Menu Trend: Padron Peppers

These peppers are popping up on menus across town, so we did a little research to help fans of peak summer produce stay informed.

By Allison Jones September 5, 2012

Padron peppers share center stage on the tapas bar at Bar Vivant.

The Trend: Fresh-from-the-farm Padron peppers, aka pimientos de Padrón, are appearing around Portland as simple pan-fried appetizers and flavorful accompanyments to entrees.

What they are: Originally from the Galicia region of Spain, these small green chiles are roughly two inches long. The first documented introduction of the Padron to US markets was by Happy Quail Farm's pepper farmer David Winsberg in Coastal Northern California in the late 1990s, and since then they've worked their way up the coast and into our hungry Portland hearts. Local chef favorite Viridian Farms was among the first to offer true Padrón peppers in Oregon, but now many farms in the Portland region are following suit.

What they taste like: More often than not, you'll see these green beauties pan-fried in olive oil until their skin blisters and sprinkled with sea salt for a deceptively simple finger food. Don't let their plain jane presentation fool you, because after your first experience, their smoky, clean flavor will have you waiting for Padron season year after year. Roughly one in fifteen padron peppers will be spicy, but not blow-your-head-off spicy. Think of it as tapas roulette. 

Who’s using themAt Southwest newcomer Market, chef Troy Furuta puts his spin on the greenies by adding fried cheese curds, smoked sea salt, basil, and smoked pepper aioli. Diners can also order charred padron peppers with yuzu as a side, or accompanying the tortiglioni pasta with braised short ribs.

The meat masters at Laurelhurst Market get in touch with their green side with their heirloom melon and Padron pepper salad drizzled with guanciale vinaigrette. The peppers also appear on the side of Laurelhurst's smoked St. Louis-style pork ribs and Piedmontese Denver Steak.

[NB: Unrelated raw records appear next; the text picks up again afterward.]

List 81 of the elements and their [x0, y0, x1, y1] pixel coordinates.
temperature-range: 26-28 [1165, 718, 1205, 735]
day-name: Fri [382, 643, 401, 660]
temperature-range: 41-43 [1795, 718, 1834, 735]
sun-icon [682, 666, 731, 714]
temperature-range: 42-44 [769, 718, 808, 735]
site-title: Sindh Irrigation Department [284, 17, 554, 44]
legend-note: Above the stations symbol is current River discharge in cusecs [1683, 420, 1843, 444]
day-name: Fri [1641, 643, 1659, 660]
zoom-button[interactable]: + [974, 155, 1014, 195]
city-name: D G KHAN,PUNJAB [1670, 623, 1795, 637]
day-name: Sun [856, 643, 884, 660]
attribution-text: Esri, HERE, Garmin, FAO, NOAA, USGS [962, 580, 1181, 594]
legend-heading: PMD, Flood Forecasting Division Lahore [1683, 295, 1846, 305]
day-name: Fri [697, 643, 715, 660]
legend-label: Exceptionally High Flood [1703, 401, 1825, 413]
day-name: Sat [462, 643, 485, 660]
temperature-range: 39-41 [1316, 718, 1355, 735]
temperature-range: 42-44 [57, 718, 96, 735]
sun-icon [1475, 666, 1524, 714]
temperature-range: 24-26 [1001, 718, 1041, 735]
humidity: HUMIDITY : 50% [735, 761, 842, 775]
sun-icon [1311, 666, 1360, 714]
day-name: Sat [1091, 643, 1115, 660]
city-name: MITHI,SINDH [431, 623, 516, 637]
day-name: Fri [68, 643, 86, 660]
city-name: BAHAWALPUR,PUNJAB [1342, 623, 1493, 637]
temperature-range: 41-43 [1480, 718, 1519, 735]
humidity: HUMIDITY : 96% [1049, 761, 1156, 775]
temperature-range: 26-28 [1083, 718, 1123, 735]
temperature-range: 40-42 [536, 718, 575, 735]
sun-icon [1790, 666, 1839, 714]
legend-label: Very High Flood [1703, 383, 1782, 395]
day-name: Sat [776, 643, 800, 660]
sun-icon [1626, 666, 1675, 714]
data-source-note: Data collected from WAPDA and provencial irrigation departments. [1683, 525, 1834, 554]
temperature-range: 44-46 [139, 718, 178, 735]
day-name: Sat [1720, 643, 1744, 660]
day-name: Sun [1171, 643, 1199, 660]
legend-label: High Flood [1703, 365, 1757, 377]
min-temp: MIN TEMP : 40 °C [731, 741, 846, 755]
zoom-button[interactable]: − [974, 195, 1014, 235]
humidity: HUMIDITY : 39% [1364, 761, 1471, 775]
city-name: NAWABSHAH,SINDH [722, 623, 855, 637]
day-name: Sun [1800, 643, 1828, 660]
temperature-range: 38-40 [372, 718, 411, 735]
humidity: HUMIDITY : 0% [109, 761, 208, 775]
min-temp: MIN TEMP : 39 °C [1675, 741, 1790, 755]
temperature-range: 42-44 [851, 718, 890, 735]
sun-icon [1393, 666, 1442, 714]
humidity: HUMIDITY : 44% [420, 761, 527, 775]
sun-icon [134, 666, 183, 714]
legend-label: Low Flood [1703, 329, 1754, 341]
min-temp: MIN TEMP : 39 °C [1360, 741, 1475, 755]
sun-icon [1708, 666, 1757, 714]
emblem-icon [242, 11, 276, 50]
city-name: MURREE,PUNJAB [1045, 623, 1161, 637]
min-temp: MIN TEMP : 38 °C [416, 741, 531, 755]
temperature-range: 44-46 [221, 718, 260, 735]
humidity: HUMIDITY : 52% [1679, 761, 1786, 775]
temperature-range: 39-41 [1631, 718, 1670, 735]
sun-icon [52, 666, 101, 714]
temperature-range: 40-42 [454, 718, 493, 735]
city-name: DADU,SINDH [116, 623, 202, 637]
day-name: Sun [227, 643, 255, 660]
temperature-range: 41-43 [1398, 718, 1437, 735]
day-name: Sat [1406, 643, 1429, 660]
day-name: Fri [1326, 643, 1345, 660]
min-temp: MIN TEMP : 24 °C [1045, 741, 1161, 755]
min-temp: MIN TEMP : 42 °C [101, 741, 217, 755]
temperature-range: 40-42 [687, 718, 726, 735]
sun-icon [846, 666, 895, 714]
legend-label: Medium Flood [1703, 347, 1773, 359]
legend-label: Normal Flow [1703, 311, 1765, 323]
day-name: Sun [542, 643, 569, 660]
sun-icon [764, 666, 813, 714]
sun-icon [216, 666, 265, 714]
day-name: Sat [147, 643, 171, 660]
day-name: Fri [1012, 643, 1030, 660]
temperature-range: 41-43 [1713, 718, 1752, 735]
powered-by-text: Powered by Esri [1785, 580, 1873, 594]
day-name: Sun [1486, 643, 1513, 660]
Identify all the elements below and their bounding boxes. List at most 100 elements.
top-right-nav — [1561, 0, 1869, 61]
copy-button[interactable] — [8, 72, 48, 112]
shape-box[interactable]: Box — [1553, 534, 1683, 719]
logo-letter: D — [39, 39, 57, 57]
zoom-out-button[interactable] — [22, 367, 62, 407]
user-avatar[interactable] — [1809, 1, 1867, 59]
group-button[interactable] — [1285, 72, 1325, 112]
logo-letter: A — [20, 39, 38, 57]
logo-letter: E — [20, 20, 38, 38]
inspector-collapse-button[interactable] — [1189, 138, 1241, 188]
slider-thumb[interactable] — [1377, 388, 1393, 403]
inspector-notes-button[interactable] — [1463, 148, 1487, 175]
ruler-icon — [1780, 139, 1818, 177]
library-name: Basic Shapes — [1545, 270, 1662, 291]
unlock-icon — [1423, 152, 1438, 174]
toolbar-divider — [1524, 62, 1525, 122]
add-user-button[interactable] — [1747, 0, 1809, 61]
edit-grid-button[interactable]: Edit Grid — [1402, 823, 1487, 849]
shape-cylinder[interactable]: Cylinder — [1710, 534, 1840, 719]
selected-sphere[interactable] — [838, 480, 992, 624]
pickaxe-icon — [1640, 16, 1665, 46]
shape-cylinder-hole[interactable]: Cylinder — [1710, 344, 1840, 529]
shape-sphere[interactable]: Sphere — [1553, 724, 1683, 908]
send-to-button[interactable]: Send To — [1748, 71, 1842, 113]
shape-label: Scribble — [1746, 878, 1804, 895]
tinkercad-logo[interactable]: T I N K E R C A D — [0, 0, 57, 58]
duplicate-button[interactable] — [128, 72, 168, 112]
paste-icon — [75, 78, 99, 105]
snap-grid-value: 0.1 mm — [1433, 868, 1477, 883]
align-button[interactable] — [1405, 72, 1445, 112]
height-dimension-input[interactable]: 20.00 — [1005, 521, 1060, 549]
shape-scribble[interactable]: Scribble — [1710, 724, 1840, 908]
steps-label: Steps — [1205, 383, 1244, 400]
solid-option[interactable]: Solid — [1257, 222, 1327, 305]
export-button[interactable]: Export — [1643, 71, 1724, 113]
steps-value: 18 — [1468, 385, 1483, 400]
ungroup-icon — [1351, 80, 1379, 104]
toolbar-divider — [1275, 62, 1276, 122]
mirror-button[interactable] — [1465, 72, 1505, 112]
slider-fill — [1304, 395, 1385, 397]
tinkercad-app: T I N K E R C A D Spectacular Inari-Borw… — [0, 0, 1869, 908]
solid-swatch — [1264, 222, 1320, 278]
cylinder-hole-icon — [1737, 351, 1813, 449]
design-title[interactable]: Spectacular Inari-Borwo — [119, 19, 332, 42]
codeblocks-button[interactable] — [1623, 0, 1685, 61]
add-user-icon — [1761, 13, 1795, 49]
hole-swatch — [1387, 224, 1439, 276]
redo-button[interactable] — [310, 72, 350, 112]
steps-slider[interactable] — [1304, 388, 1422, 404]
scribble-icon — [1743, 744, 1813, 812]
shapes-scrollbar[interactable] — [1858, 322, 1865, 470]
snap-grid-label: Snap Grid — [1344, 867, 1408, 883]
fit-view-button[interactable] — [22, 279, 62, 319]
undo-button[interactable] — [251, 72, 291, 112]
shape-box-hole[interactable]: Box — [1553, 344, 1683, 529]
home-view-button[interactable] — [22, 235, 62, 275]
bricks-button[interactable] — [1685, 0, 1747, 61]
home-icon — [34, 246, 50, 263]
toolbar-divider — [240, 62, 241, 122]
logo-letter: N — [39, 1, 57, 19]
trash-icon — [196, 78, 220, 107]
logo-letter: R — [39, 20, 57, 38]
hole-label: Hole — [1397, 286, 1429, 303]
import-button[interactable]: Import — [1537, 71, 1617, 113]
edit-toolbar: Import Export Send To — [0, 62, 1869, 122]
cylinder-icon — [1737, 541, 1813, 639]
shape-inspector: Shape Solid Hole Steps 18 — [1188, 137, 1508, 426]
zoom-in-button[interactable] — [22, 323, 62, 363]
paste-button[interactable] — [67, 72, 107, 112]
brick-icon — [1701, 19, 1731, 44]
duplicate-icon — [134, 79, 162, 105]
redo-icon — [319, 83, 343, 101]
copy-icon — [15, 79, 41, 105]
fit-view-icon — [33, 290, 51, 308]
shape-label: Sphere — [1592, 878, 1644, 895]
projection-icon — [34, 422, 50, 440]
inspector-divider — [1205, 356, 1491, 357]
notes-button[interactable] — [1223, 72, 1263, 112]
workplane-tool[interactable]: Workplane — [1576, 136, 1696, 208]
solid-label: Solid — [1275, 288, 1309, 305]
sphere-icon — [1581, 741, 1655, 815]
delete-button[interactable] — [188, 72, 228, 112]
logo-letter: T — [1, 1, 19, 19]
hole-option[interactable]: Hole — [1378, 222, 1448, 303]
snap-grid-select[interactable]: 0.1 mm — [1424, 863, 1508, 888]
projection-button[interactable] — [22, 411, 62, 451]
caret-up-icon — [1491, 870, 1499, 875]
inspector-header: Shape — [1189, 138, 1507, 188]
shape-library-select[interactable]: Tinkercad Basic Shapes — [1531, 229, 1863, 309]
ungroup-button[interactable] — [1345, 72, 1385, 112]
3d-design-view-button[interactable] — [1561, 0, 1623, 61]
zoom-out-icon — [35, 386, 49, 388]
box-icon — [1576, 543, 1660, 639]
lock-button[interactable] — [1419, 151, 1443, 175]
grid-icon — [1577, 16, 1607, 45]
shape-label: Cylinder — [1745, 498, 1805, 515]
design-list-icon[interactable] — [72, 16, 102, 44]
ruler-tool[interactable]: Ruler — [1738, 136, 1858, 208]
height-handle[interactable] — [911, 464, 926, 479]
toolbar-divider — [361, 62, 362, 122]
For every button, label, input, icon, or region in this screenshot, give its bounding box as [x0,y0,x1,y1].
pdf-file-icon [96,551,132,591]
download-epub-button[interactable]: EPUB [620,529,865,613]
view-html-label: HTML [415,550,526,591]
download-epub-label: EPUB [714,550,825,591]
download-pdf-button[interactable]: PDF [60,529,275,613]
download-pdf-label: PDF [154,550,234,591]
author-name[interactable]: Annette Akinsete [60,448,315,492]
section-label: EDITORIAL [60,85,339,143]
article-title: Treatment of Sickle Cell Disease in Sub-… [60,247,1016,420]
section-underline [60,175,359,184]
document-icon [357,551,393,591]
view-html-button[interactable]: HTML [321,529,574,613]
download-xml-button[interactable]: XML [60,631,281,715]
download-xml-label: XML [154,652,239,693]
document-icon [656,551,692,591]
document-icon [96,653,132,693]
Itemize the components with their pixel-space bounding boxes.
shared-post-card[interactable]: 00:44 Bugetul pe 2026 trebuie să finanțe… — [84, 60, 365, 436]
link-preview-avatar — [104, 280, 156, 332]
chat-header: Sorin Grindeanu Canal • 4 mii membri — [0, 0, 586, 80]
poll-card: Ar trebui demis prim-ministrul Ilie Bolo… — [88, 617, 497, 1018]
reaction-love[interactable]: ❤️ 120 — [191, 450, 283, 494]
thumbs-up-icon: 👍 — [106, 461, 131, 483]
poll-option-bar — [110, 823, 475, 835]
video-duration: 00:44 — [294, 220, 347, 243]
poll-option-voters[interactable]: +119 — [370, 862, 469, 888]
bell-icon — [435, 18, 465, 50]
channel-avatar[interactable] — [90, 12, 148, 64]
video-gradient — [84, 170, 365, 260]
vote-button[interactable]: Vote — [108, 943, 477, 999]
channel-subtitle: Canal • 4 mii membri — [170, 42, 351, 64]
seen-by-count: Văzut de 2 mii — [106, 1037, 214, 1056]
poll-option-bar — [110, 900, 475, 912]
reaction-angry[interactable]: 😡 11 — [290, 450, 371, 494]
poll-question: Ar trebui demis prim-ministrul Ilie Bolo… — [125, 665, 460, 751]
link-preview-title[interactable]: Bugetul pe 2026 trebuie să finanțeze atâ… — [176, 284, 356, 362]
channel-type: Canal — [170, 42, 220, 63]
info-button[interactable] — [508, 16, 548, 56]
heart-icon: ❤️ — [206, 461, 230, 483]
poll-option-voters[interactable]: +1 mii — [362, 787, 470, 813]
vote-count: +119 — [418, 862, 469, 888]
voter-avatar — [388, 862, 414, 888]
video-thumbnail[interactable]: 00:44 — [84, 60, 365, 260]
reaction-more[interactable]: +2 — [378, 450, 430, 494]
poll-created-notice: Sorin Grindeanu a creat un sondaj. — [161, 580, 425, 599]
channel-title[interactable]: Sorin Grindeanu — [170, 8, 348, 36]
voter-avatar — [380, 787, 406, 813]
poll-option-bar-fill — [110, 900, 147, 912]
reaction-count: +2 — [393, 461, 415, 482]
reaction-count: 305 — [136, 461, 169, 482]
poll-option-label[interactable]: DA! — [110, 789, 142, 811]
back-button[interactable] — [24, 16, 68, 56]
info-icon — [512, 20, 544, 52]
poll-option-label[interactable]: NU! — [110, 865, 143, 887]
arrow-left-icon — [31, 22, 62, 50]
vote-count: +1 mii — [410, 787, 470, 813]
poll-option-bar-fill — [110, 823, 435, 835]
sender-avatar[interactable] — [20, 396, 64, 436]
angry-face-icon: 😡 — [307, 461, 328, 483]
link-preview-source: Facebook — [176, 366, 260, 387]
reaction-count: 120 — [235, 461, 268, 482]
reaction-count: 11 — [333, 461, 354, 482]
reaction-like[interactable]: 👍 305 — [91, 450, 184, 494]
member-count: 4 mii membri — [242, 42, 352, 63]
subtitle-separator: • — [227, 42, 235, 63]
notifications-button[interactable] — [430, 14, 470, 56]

Beaker & Flask is offering an Oregon Albacore dish decked with seared Padróns, smoked tomatoes, and baby octopus.

Southeast Belmont's Genoa proves yet again that summer is the best time for vegetarian fine dining with their Sformato di mais, a savory baked corn and goat cheese custard with seared padron peppers, pickled chanterelles, and cipollini agrodolce

Next door at Genoa's sibling bistro Accanto, diners can order classic Padróns (fried with olive oil and fleur de sel) at brunch or a tuna conserva dinner antipasto with grilled padron peppers, anchovies, and olives.

Wildwood is offering a Padrón pepper appetizer with salami, scallions, and sherry vinegar.

Toro Bravo has featured a traditional tapas dish of fried pimientos de Padrón on their late-summer menu since the restaurant first opened in 2007, and Pix's new East Burnside tapas spot Bar Vivant is following suit with fried-to-order peppers taking center stage on the affordable small-bites menu.